El Primer Tribunal Colegiado del Distrito Nacional dictó una resolución mediante la cual varió de manera oficial la medida de coerción que pesaba sobre el mayor del Ejército, Raúl Alejandro Girón Jiménez. Las autoridades judiciales dispusieron el cese definitivo del arresto domiciliario para este importante imputado en el expediente por presunta corrupción administrativa, en una audiencia encabezada por la magistrada presidenta Gisell Méndez.

El imputado es considerado por el Ministerio Público como uno de los colaboradores y testigos más relevantes dentro de la compleja investigación del denominado caso Coral.

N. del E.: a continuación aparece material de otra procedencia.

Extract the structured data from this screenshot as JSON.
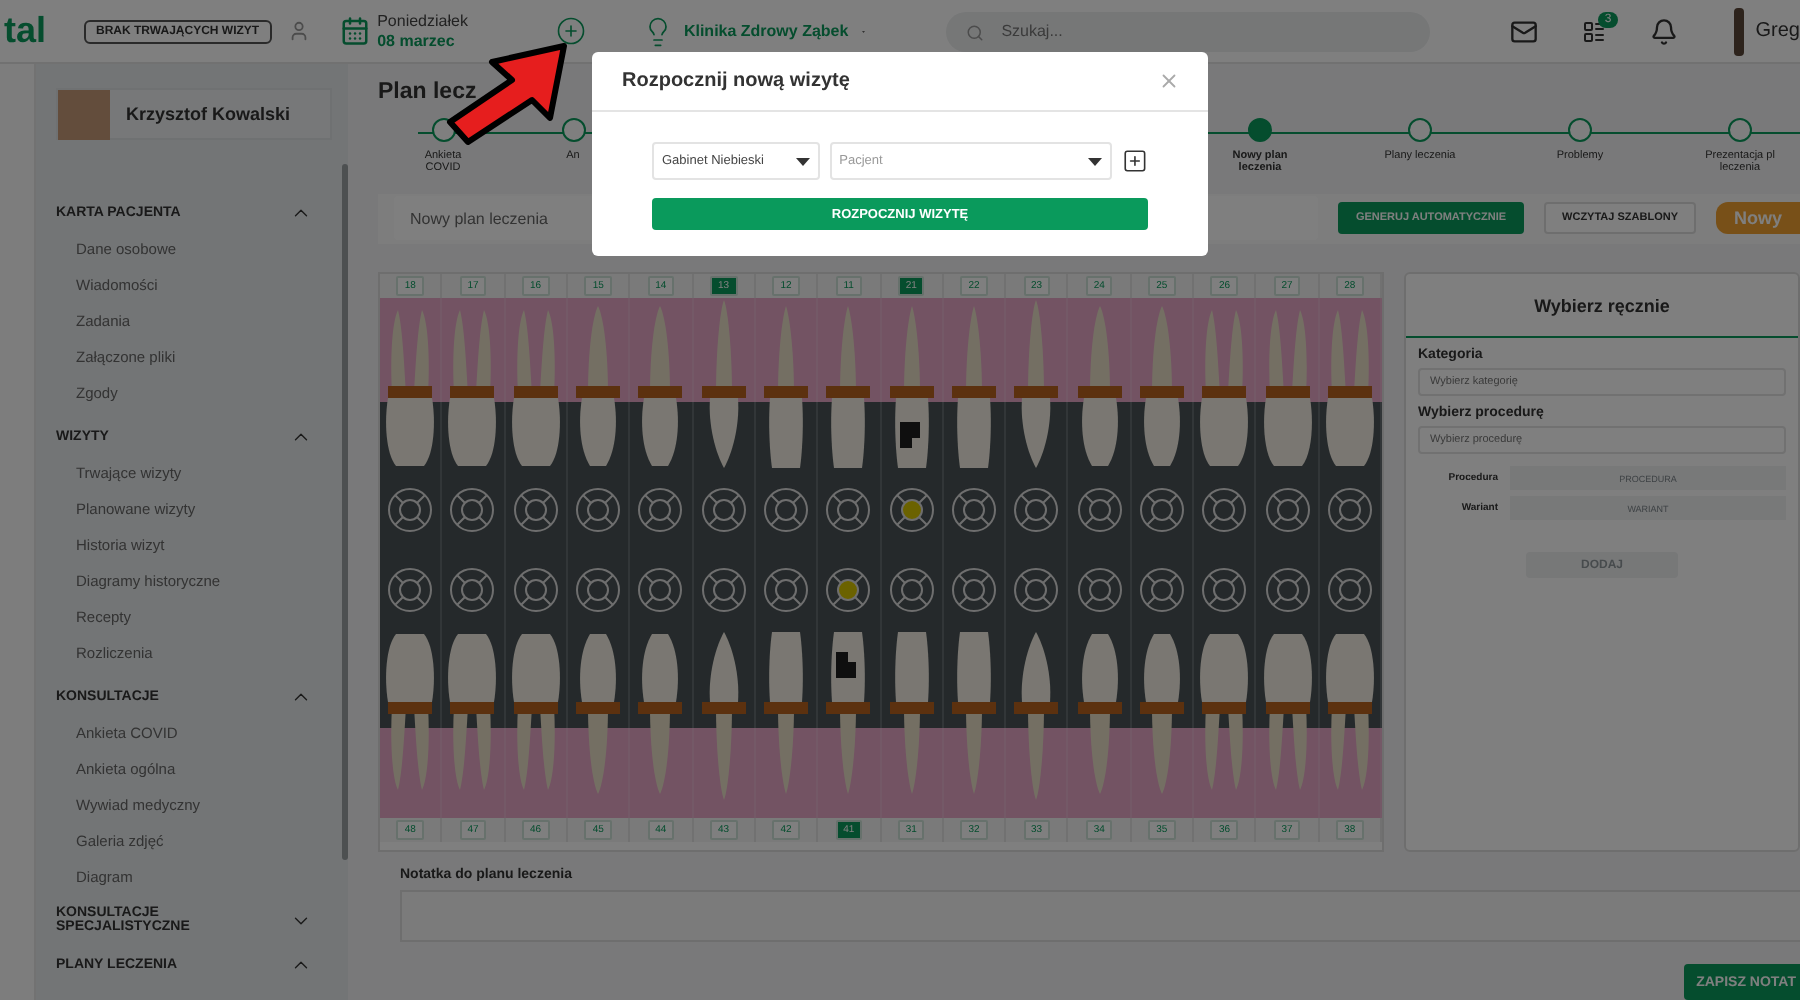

Su testimonio y delaciones previas han sido fundamentales para estructurar el expediente judicial que involucra a diversos oficiales militares y civiles en presuntos esquemas de fraude contra el Estado dominicano, marcando un precedente en la forma en que los procesos de corrupción de alto perfil son manejados judicialmente.

La decisión adoptada por el tribunal ha generado diversas reacciones en la opinión pública y en el ámbito jurídico nacional, donde se debate el impacto procesal que tendrá la modificación de esta medida cautelar sobre el desarrollo del juicio de fondo. Diversos sectores siguen de cerca las implicaciones de esta variación, dado el rol determinante que ha desempeñado el oficial en el esclarecimiento de las operaciones ilícitas investigadas por los fiscales.

Con esta resolución, el proceso entra en una nueva etapa procesal donde se espera que continúen las audiencias del fondo del caso, mientras las partes envueltas analizan los siguientes pasos legales a seguir. Las autoridades judiciales mantendrán el seguimiento correspondiente para garantizar el desarrollo regular de las fases restantes del juicio.